Americans might be surprised to learn that majority rule is a terrible way to decide most elections. Among other things, shrewd voters can manipulate majority rule by voting against their true preferences. Fortunately, computer scientists have figured out there are better ways—the approaches called the Nanson and Baldwin methods.
There’s a universe of voting systems out there. Popular among social scientists is the Borda count, in which voters rank candidates, the ranks are converted to points, and whoever tallies the least points wins. (Nanson and Baldwin are variations on Borda, in which the Borda tallies are used to eliminate low-ranking candidates before a final tally is computed.) No one system is perfect, though, and nearly every one is susceptible to what’s known as manipulation or, more politely, strategic voting. (The exceptions to this rule include dictatorship and not allowing pre-selected candidates to win, even if voters would want them to.) That’s what you call it when someone votes for a second-choice candidate that stands a better chance of winning than her first choice, and you don’t need to look far afield for examples. It was a hot topic in the 2000 United States presidential election, when some viewed Ralph Nader as a spoiler candidate and urged liberals to vote for Al Gore instead.
Strategic voting isn’t obviously a bad thing, but a system like majority rule that’s susceptible to manipulation also encourages people to suppress their true political preferences.

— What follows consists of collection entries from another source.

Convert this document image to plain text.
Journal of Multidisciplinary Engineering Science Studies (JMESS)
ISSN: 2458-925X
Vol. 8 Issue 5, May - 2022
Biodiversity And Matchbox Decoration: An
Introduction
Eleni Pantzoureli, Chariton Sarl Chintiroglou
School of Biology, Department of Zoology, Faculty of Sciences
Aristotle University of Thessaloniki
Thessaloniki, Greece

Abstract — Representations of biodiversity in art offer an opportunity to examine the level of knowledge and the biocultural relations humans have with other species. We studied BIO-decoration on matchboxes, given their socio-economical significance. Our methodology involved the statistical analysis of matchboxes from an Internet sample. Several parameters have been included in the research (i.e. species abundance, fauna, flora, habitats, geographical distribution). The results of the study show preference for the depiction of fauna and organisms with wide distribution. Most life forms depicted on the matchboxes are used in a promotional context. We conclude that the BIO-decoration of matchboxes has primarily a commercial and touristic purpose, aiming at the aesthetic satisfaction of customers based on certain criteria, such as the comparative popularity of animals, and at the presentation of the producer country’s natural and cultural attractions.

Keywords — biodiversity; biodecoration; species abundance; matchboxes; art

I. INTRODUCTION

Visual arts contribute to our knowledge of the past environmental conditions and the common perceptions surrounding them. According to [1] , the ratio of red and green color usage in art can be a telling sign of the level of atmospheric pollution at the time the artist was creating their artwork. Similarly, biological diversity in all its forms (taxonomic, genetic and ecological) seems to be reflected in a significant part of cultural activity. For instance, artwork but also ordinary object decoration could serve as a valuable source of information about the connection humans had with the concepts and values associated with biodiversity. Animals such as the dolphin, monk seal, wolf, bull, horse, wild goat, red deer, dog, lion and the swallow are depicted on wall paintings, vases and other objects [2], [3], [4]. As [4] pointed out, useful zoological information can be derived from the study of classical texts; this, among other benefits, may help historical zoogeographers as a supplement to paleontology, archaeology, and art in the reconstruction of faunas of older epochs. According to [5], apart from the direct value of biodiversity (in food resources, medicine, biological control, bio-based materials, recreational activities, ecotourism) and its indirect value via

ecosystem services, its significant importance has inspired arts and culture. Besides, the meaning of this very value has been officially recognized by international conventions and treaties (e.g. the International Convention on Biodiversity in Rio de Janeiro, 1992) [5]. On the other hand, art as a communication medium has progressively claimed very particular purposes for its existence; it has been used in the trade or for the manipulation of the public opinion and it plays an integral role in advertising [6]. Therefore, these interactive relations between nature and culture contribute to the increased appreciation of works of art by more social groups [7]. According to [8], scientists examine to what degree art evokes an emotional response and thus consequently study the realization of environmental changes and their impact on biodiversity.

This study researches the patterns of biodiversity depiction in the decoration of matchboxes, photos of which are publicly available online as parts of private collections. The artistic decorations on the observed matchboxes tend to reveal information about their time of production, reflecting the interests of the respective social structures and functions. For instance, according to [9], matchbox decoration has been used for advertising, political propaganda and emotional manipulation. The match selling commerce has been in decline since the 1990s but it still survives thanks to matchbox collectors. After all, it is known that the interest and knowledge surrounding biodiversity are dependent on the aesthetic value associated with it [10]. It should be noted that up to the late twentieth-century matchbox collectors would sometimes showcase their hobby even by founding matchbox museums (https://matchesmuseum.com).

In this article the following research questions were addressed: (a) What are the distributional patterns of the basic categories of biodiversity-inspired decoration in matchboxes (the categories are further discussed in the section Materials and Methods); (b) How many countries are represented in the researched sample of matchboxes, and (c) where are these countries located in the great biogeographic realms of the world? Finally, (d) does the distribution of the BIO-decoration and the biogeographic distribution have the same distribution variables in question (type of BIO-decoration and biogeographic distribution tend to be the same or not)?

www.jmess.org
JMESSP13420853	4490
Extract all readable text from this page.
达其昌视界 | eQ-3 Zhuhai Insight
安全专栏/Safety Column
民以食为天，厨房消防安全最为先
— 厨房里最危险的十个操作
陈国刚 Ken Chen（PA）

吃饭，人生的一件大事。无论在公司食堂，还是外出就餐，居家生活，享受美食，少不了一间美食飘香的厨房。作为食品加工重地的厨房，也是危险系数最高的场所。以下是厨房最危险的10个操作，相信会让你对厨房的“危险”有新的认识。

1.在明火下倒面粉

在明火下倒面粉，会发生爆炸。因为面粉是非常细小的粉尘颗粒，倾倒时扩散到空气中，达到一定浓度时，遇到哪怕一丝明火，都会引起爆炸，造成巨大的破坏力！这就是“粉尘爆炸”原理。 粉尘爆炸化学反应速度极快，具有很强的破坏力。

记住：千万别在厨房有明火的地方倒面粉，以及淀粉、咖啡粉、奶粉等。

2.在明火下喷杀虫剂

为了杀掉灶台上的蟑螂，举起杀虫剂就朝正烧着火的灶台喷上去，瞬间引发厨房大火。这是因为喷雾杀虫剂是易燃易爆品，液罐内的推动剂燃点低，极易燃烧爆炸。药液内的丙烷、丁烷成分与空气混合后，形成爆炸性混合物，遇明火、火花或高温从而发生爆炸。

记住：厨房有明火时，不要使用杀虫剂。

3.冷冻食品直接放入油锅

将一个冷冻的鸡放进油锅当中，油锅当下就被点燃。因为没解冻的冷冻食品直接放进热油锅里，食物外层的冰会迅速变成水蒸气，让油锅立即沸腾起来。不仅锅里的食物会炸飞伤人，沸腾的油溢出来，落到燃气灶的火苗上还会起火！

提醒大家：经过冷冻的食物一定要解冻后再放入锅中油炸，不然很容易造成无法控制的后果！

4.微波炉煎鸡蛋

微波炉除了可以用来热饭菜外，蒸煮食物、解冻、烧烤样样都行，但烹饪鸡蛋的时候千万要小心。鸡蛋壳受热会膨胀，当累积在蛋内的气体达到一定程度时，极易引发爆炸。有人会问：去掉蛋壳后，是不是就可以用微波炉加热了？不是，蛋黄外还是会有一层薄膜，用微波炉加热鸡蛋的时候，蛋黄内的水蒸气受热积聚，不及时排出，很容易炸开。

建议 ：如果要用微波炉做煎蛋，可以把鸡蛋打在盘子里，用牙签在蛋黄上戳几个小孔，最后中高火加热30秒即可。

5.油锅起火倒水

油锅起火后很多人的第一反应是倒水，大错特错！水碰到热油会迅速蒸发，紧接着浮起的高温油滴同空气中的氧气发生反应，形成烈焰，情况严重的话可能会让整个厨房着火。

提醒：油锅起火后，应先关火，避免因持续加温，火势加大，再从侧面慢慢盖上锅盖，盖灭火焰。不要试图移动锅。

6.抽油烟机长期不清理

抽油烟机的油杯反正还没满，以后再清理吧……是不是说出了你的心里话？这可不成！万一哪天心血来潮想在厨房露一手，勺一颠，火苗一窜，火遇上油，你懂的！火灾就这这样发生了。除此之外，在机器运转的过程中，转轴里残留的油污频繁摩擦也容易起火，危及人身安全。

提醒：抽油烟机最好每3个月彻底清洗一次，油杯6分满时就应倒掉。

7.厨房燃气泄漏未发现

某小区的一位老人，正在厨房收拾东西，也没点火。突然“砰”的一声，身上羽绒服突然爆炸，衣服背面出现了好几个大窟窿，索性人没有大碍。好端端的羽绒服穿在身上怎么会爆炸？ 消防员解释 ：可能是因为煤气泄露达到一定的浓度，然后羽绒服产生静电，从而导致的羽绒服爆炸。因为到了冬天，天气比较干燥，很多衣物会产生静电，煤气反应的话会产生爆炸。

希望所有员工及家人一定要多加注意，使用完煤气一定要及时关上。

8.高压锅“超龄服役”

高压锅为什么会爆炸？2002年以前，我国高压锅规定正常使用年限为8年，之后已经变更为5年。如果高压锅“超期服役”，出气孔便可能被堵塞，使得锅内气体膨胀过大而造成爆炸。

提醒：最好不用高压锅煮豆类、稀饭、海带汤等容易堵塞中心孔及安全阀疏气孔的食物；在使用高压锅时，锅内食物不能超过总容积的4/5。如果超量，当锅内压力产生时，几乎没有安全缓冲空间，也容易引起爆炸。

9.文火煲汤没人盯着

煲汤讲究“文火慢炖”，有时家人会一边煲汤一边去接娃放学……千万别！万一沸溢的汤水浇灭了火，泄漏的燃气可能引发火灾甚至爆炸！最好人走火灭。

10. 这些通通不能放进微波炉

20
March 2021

Strategic voting isn’t obviously a bad thing, but a system like majority rule that’s susceptible to manipulation also encourages people to suppress their true political preferences. As a result, political philosophers say, elections and subsequent debates do little to generate fresh ideas. But if there’s no manipulation-proof system, what can we do?
As the saying goes, the perfect is the enemy of the good, so University of Toronto computer scientist Jessica Davies and her colleagues set out to discover what’s good—at least, whether the additional steps in the Nanson and Baldwin methods help make them harder to game than Borda.
The team proved that manipulating those three is so complex that in the toughest cases even verifying the efficiency of a proposed strategy would take an impractically long amount of time. But the real world is rarely that tough, so they also tested several more practical algorithms for influencing elections. For instance, a voter who knows others’ preferences ranks her favorite candidate first and ranks all others opposite to the rest of the electorate—if enough people do that, it could cancel out the others’ choices. Although Borda was theoretically as hard to manipulate, it was in practice very easy to influence. In a series of computer simulations, the team’s algorithms could manipulate Borda voting more than 99 percent of the time, compared with about 75 percent for Nanson and Baldwin voting.
Davies cautions that the results really only apply in a world in which potential manipulators know how everyone else has voted. Still, “I do think that they would be less likely to try to manipulate a Borda election,” she says in an email, “and after that, even less likely to try to manipulate elections where there are elimination rounds.”